The NNT is a complex concept that becomes even more difficult when the impact of therapies for chronic disease are considered. For acute therapies with only a short-term effect, such as thrombolytic therapy, the simple version of NNT is adequate. However, saving 10 lives per 100 patients treated in the first 30 days is quite different from the same effect over 5 years. In some therapies, the concept is even more complex because the more effective treatment may have an early hazard, leading to a reversal of the treatment effect over time.
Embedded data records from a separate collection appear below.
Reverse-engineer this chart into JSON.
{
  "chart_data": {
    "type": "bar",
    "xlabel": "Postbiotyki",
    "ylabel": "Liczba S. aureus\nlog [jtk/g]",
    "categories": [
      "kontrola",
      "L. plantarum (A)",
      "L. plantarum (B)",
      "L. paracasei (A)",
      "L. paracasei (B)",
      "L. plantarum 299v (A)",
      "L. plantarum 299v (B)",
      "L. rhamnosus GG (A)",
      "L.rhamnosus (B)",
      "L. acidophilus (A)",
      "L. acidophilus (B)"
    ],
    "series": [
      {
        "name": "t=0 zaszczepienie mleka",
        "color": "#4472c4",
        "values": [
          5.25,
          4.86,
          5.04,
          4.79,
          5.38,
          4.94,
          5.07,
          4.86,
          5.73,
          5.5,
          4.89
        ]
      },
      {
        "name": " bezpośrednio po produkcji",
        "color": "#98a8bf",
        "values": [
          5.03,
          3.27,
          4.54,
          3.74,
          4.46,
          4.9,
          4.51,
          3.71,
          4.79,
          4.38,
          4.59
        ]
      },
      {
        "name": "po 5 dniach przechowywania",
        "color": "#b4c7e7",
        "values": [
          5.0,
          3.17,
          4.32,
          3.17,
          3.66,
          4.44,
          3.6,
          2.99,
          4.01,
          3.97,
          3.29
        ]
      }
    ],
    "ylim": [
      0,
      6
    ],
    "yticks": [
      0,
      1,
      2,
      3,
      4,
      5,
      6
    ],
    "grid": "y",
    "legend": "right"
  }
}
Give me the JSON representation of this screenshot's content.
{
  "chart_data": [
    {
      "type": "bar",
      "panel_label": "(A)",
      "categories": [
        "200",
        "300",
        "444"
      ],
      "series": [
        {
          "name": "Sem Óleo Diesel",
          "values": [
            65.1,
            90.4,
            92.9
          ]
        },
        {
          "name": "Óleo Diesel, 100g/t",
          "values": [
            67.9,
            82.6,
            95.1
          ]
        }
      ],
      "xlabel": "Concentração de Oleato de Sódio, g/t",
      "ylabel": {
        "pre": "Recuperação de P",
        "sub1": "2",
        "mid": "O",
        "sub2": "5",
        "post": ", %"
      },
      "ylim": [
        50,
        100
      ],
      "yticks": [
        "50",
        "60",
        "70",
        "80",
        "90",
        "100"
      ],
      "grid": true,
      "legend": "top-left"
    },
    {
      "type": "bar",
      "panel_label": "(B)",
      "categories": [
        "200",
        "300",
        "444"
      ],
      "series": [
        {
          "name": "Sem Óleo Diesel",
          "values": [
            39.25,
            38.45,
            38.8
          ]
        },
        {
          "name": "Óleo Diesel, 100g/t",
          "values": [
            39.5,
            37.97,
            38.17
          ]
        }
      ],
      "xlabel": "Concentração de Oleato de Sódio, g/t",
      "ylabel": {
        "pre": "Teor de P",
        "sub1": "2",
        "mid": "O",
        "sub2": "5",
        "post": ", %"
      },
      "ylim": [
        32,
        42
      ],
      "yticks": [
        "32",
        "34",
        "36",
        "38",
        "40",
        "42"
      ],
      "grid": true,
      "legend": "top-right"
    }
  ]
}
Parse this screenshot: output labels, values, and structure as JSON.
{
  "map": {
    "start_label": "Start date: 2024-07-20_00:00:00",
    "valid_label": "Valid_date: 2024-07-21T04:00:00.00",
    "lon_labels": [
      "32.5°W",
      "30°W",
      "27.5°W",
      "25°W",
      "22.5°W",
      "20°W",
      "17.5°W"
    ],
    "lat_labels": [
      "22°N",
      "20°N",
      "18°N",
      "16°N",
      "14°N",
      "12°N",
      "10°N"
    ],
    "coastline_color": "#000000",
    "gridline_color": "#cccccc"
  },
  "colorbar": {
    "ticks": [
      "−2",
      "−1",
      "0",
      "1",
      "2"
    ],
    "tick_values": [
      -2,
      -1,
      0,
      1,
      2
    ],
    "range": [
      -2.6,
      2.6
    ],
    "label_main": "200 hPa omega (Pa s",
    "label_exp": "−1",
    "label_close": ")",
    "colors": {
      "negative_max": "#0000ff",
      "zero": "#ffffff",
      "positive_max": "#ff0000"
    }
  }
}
When weighing the evidence from clinical trials for a treatment decision in an individual patient, physicians must consider more than the level of significance of the findings. In addition to the rationale for a given treatment, practitioners need to know which patients to treat, what drug and dose to use, and when and where therapy should be initiated. Not all clinical trial reports provide all the information required to form a complete assessment of the validity, precision, and implications of the results, nor do they answer the questions previously noted. In addition, clinicians are cautioned against overinterpreting subgroup analyses from RCTs because most RCTs lack sufficient power to assess adequately the treatment effects in multiple subgroups. Repeated statistical testing across several subgroups can lead to false-positive findings by chance; it is therefore preferable to present subgroup results in a visual format that depicts the point estimate and CIs to illustrate the range of possible treatment effects (Braunwald, Fig. 6-7). In an attempt to introduce consistency in the reporting of clinical trials in the biomedical literature, a checklist of information for trialists, journal editors, peer-review panels, and the general medical audience is available ( Table 1-4 ). The presentation of a minimal set of uniform information in clinical trial reports should assist clinicians in making treatment decisions.